The legal bill runs into millions, though Mr Justice Richards has left the decision on costs – and an appeal – until the courts resume in September.
Nearly 20,000 pages were produced, held in 54 numbered files; while text message records “played a vivid and, sometimes, significant part in the story”.
Some records were missing, because telephones were lost or changed – with most of the missing texts on the side of the Barclays, or their executives, though Mr McKillen had his own gaps.
In the end the judge said he was “not persuaded” by Mr McKillen’s argument that he should draw “adverse inferences” over the holes in the Barclays’ records.
Nama, whose executives John Mulcahy and Paul Hennigan were described “as wholly reliable witnesses”, will be pleased by yesterday’s judgment.
The judge rejected Mr McKillen’s contention that the Barclays had wanted to buy the Nama debt from January 2011 and that they had established a company for that purpose.
The purchase of the debt nine months later, he said, was “not then in contemplation” and it was Nama who suggested it as it wanted the debt off its books quickly.
Mr Quinlan, too, has reasons to be pleased, particularly since the judge believed his denial that the Barclays had agreed to pay him in return for a cast-iron right to buy his shares. Mr McKillen contested a claim that the Barclays had agreed to match an offer of a £25 million fee to Mr Quinlan, made by the Qatari side during talks in July and August 2010.
Given what he had learned about the Barclays, the judge said: “I regard it as fanciful that they would be willing to pay Mr Quinlan ‘fees’ of any amount remotely approaching the sums being discussed.”

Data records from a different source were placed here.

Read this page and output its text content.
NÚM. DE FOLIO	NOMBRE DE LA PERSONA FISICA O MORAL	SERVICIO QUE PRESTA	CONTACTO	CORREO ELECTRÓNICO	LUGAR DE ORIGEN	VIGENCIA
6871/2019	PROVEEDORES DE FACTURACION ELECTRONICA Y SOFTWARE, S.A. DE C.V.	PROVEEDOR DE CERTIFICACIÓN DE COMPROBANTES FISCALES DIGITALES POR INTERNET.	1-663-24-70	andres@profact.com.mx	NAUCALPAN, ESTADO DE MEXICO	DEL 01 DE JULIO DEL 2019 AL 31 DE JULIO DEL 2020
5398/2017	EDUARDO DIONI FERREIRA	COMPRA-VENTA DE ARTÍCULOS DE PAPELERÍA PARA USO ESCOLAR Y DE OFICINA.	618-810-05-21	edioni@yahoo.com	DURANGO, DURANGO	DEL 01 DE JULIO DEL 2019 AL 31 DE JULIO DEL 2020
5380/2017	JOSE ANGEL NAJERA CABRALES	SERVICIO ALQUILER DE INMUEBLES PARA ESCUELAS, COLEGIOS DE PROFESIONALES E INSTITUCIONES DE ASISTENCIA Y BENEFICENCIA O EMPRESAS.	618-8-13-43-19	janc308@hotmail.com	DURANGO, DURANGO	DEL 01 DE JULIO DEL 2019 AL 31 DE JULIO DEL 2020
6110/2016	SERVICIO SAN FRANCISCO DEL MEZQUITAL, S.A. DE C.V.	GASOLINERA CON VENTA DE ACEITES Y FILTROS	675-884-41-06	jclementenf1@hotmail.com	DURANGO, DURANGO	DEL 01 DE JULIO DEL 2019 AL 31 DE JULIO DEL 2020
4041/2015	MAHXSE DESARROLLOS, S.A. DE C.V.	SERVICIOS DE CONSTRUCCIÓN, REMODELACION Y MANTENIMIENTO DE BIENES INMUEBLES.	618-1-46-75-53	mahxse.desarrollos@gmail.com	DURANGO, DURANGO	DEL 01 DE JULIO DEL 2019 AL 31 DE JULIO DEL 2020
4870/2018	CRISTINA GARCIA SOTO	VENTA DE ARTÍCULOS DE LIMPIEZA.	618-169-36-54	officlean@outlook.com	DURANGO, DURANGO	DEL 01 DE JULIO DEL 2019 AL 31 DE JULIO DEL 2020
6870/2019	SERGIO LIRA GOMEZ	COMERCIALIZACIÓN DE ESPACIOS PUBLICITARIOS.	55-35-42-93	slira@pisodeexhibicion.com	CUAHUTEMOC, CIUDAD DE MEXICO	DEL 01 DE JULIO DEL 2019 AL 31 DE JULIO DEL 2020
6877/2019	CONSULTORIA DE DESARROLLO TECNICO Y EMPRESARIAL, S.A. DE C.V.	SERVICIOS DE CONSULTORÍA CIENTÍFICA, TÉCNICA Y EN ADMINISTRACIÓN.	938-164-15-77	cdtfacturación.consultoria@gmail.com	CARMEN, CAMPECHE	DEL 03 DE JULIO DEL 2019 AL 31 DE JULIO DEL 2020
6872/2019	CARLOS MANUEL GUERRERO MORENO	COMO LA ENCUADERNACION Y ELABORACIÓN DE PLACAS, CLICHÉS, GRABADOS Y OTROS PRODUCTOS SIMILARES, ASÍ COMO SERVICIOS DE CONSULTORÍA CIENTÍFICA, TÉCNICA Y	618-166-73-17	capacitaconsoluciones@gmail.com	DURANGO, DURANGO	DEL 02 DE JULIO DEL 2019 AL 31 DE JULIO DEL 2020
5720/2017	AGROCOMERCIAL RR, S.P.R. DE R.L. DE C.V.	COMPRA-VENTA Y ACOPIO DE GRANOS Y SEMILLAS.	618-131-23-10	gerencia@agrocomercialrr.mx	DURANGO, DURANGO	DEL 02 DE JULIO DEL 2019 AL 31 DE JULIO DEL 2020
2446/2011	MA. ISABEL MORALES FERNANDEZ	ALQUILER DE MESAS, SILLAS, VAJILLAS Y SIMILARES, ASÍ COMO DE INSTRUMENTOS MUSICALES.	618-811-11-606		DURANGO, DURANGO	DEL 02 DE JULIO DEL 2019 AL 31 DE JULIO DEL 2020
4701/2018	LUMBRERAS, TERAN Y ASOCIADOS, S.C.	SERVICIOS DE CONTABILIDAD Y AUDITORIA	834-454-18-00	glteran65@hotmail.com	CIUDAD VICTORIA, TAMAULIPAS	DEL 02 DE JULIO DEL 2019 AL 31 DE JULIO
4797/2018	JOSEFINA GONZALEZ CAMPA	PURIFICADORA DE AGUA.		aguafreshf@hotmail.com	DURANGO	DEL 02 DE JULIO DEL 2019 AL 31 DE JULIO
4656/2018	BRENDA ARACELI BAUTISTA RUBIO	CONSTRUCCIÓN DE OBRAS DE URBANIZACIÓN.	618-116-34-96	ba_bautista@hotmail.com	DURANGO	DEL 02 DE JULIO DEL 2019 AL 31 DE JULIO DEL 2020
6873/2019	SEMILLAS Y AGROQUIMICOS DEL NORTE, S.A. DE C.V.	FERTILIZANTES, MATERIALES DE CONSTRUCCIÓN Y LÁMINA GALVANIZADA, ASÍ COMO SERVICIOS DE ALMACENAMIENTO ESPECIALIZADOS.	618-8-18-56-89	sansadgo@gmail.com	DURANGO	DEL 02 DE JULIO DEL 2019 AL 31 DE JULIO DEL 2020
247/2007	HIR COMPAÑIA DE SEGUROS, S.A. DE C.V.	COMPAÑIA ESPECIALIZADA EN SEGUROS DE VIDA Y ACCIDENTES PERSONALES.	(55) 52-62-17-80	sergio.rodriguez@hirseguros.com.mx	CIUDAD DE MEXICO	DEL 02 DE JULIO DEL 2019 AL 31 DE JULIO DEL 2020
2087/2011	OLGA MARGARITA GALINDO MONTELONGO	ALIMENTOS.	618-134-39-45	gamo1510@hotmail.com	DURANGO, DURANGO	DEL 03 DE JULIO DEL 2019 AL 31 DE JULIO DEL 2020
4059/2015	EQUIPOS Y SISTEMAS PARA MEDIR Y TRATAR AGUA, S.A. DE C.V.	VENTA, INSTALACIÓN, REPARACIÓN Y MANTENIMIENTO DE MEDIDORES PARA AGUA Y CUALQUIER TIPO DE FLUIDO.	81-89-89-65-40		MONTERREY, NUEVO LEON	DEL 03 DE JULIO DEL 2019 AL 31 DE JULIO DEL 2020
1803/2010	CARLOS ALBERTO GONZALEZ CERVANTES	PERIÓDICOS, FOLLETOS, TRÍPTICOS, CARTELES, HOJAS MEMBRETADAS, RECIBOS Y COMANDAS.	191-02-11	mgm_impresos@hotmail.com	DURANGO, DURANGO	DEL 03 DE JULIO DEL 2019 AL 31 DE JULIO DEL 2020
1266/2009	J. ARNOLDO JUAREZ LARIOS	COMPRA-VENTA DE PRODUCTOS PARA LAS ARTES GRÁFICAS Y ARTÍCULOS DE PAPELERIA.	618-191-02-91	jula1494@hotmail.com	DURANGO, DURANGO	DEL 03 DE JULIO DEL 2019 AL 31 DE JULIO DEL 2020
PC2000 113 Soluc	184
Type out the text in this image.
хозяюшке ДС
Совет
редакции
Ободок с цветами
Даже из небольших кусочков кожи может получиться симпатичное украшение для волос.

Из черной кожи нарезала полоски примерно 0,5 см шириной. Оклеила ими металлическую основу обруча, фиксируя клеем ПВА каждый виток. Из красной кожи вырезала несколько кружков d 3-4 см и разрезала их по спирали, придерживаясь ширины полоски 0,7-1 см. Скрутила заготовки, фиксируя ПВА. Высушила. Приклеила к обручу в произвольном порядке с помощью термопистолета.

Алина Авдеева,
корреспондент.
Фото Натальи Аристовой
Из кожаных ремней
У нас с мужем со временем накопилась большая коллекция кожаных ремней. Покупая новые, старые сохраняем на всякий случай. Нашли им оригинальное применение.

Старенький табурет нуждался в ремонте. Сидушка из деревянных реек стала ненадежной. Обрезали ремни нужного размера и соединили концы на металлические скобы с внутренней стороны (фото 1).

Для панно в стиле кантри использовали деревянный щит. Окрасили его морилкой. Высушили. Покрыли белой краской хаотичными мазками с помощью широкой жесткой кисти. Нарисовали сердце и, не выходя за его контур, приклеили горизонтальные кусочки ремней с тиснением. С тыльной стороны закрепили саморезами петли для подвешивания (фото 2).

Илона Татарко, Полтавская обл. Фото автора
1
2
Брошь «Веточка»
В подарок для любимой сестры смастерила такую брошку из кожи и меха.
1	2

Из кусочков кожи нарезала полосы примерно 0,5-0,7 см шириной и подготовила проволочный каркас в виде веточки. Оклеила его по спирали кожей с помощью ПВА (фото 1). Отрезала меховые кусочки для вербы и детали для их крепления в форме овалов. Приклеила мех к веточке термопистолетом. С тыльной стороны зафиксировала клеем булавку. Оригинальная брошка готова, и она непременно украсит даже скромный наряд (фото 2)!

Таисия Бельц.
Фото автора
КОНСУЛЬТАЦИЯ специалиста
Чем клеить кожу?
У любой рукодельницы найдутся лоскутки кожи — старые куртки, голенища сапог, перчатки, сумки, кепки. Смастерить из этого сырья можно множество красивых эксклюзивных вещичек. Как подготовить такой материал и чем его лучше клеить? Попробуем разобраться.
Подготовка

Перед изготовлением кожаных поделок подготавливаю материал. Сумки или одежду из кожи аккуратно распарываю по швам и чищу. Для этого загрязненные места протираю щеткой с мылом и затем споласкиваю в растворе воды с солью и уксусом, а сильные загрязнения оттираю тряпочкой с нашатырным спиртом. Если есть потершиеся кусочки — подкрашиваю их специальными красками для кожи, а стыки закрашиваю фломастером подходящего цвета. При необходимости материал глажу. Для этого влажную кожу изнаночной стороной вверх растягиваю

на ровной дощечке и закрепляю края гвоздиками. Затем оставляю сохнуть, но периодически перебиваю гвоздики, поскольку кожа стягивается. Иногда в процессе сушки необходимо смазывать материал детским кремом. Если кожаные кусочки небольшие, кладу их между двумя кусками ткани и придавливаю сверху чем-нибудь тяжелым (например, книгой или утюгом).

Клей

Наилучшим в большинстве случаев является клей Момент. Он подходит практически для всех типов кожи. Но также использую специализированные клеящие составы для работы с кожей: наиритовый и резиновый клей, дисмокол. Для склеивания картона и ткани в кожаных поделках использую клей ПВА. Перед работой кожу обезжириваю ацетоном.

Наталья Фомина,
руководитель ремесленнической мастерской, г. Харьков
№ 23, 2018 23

The word “fanciful” appears several times in the judgment, particularly in Mr McKillen’s oft-stated belief that Nama could be persuaded to extend the debt for another two years. Such a view, said the judge, “does not bear examination”.
“His evidence, if accepted, on the company’s dealings with Nama in this period suggests that he did not have a grasp on the realities of the situation,” said Mr Justice Richards in the 160-page judgment.
Mr McKillen’s view was that a proposal suggesting Nama be a junior debt-holder for a quarter of the money owing to it was “a brilliant idea”, and he said a letter from Nama a month later could be “seen as positive”: both of these ideas were “fanciful”, said the judgment.
A £500,000 payment made by the Barclays to Mr Quinlan’s wife in October 2010 featured frequently in the case, with Mr Quinlan saying he had agreed then only to tell the Barclays if his shares were to be sold.
Documents seen in court showed that Mr Quinlan had been prepared to pay the sum back once a yacht-berth – valuable enough to clear the amount owing – was sold.
“The deal fell through and Mr Quinlan did not repay the loan. Nor has he since repaid it or been pressed to do so.
“It may be that Mr Quinlan’s request for a loan, rather than a gift, was prompted by personal pride but there can be no doubt that at the time the payment was treated as a loan,” said the judge.